The number of Brooklynites calling the state's hotline for problem gamblers jumped almost 20% in 2004 - to 344 from 288 in 2003.
The numbers of female and teen gamblers also are on the rise, experts said.
"Brooklyn had a large increase in numbers" of callers, said Mariangela Milea, assistant executive director of the New York Council on Problem Gambling.
While other boroughs have seen larger percentage increases in callers - the number of them from Staten Island jumped 117% - Brooklyn's total remains at the top.
It even outpaces Manhattan, where 296 gamblers called the hotline last year, compared with 189 in 2003.
Experts say the number of a borough's residents dialing for help is a function of population, and with 2.5 million people, Brooklyn is the most populous of the five boroughs.
Though Brooklyn has the largest number of admitted gamblers in the city, it has no treatment clinic.
St. Vincent's Medical Center - the only institution the Council on Problem Gambling refers callers to - has branches in Manhattan and Queens.
Gambling is increasingly more accessible and popular through the Internet and on TV, where poker shows on ESPN and "Celebrity Poker Showdown" have become a phenomenon.

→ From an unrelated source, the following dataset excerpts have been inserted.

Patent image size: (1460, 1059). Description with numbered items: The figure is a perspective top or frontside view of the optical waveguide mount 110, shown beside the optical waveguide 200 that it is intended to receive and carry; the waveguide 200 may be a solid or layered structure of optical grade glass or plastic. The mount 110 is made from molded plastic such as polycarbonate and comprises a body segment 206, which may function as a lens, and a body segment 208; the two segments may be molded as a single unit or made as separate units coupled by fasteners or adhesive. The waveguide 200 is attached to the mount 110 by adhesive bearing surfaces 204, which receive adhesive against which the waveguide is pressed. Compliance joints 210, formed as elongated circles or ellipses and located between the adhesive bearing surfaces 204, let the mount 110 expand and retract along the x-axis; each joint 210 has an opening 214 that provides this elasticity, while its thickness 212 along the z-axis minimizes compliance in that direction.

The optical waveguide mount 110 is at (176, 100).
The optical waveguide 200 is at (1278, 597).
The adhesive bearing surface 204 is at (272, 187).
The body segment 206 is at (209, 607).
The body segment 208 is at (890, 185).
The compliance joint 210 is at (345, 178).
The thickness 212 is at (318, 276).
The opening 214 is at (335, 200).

Stephen Block, an outreach education director at the Gamblers' Treatment Center at St. Vincent's Medical Center on Staten Island, said a 19-year-old gambling addict from that borough recently came to see him.
Block asked the teen what he planned to major in at college.
"It doesn't matter, because I'm going to be a professional poker player," he told Block.
Most experts say gambling has become more popular than pornography on the Internet.
Online poker rooms are "24-hour-a-day operations for a nominal fee that quickly adds up," said Linda Berman, New York-based co-author of "Behind the 8-Ball: A Guide for Families of Gamblers."
Kings County District Attorney Charles Hynes' office said it now prosecutes far fewer gambling-related crimes - not because there's less gambling, but because more people place their bets online.
"We've seen no increase in gambling-related crimes. It appears to have gone offshore and onto the Internet," said Michael Vecchione, chief prosecutor in Hynes' rackets bureau.
A big concern among counselors and leaders at Gamblers Anonymous is a dramatic rise in the number of young gamblers coming to them for help.
Statewide, 28% of gamblers said in a survey they started placing bets before their 18th birthday.
"For young boys especially, betting on football is almost a right of passage," said Berman.
And Block said 20% of his clients are women.
"Ten years ago, it was half that," he said.